No cast credits are on the print. Filmgoers were provided with a printed program, in which all the key players were identified, in the order of their importance to the story, and this is the order in which they appear here.
Clarine Seymour, a regular player in D.W. Griffith's films at that time, was originally cast in the role of Kate, Squire Bartlett's niece and David Bartlett's fiancée. Seymour had actually completed most of her scenes when she fell ill from a strangulated intestine. She died on April 25, 1920, following emergency surgery. Griffith replaced Seymour in the role with dancer Mary Hay, who resembled Seymour in long shots.
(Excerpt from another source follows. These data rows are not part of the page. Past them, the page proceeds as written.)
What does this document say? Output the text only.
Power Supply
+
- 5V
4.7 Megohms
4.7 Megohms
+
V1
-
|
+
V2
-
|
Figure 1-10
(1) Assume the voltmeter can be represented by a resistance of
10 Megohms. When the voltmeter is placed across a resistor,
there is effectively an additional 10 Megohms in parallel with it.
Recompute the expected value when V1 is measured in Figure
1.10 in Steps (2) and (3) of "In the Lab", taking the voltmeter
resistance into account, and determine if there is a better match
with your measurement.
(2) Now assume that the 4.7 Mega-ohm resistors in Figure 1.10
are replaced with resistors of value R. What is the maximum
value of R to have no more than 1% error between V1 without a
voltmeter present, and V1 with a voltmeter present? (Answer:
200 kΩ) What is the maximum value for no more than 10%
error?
Although David Bartlett does not marry Kate in "Way Down East", Richard Barthelmess, who played David, later married Mary Hay.
The scene with Anna lying unconscious on the ice floe, floating toward the waterfall, was developed solely for the film version of "Way Down East". The scene appears in neither the venerable stage play version credited to Lottie Blair Parker, nor the novel "elaboration" by Joseph R. Grismer, published in 1900. The scene in the film was apparently inspired by the success of the "Perils of Pauline" series of "cliffhanger" film shorts starring Pearl White, and was written and filmed to augment the film's box-office appeal.